Sharing threat intelligence is challenging the industry, but it’s the only way forward
Protecting your banking infrastructure from cybercriminals is one of the toughest IT challenges in banking. It keeps getting harder, even though banks are working tirelessly to protect both customers and assets. Attacks are growing in size, and new developments such as the Internet of Things mean attack surfaces are growing, as well as the number of endpoints that can be used to launch attacks, writes Rich Bolstridge.
It’s not just the size or frequency of attacks, but the speed with which they can be launched. The tools are available to allow a novice to launch an attack if they wish, not just from their machine, but from compromised servers across the Internet giving an attack huge scale with little technical knowledge.
Attack styles are also changing, almost like fashion. Reflection attacks are not new, but they are back in fashion, with new ways to be executed and billions of new connected devices on the Internet each year to be exploited. There is also a new wave of vulnerabilities being discovered that are so severe it will take a long time patch all the affected hardware on the web, leaving backdoors for cybercriminals that will persist for a long time. Heartbleed and Shellshock are perfect examples of this problem, and we should expect to see more in the future.

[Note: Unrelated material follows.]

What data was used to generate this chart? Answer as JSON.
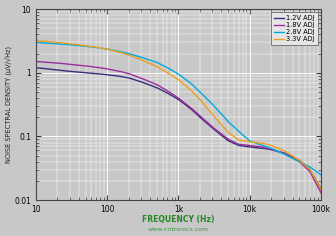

Hackers attack for a number of reasons, but more often than not the prize is not simply bringing a bank website to its knees. Several banks have confirmed with me that they have observed fraudulent money movements occur during DDoS attacks. DDoS attacks are also used to create a diversion while customer data is downloaded and then sold on the black market to aid financial fraud and identity theft. These data breaches are hugely damaging to brands and their customers and there are already too many public examples to point to.
Is information sharing the answer?
With so much at stake and the banking industry seemingly centred in the crosshairs of hackers across the globe, it’s clear that acting in isolation is not a successful strategy for banking institutions. After all, the hackers are sharing time, resources and knowledge all the time.
Sharing information is the obvious answer, but it is more complex than it sounds. For example, the idea of sharing information is not universally accepted in the industry. In some countries, like the US, it is advanced and commonplace, but there are regions and countries in the world where threat intelligence is still regarded as a sensitive and competitive issue. Speaking with banking executives in some countries, I have been told they are three plus years behind the more advanced countries in terms of threat intelligence sharing. There are legal uncertainties to consider too regarding privacy and liabilities associated with disclosing sensitive information.
When you do commit to information sharing for the wellbeing and security of the industry, it needs to be effective. Nobody wants to be the boy who cried wolf, and spotting an attack is not always easy.
Attacks are not always obvious. If your public website is suddenly unavailable, and customers are going crazy on social media, is that an attack, a problem with your systems, or a problem with your service provider?
Of course if an attack is volumetric, it will be easy to spot, but a data breach can be difficult to see, either because it is disguised by a DDoS attack, or it fails to trigger an alert. Even when an alert is triggered, there are several possibilities that need to be investigated before sharing information: is it an attempted breach? Is it a legitimate penetration test by your own IT group? Or is it a harmless (or otherwise) scan by a third party?
Having absolute certainly is critical when sharing information with the industry if the mechanism is to be trusted and effective. Finally, what if you are attacked, and your security solution successfully defends against it? There is an industry debate to be had about whether that should be shared outside of legal requirements, and positions vary around the world.
Stand shoulder to shoulder
There are challenges to making it effective, but threat intelligence sharing in the financial services sector works. I hear examples of it frequently when speaking with our customers, but there are public examples of its success too. You may remember, or have the scars from Operation Ababil in 2012 and 2013. These DoS attacks were launched at US financial institutions and at its peak over 20 banks per week were being indiscriminately attacked on a daily basis. The banks fought back by not only raising their defences, but by sharing information with each other, and the part this element played cannot be over-estimated.
Threat intelligence sharing is the future, and the manual processes being used today are being replaced by machine-to-machine systems. The DTCC and FS-ISAC have been working on a system called Soltra Edge for a couple years, that is an open standards based threat intelligence ecosystem to pool knowledge and accelerate the speed at which it can be shared. It is gathering momentum and rightly so.
The truth is that there are no real barriers to sharing threat intelligence. Your peers are already doing this, and if you don’t you will find yourself weaker in the fight against cybercriminals. If we all share information, then all banks are stronger. The next threat is never far away, and it will be bigger. Better that we stand shoulder to shoulder don’t you think?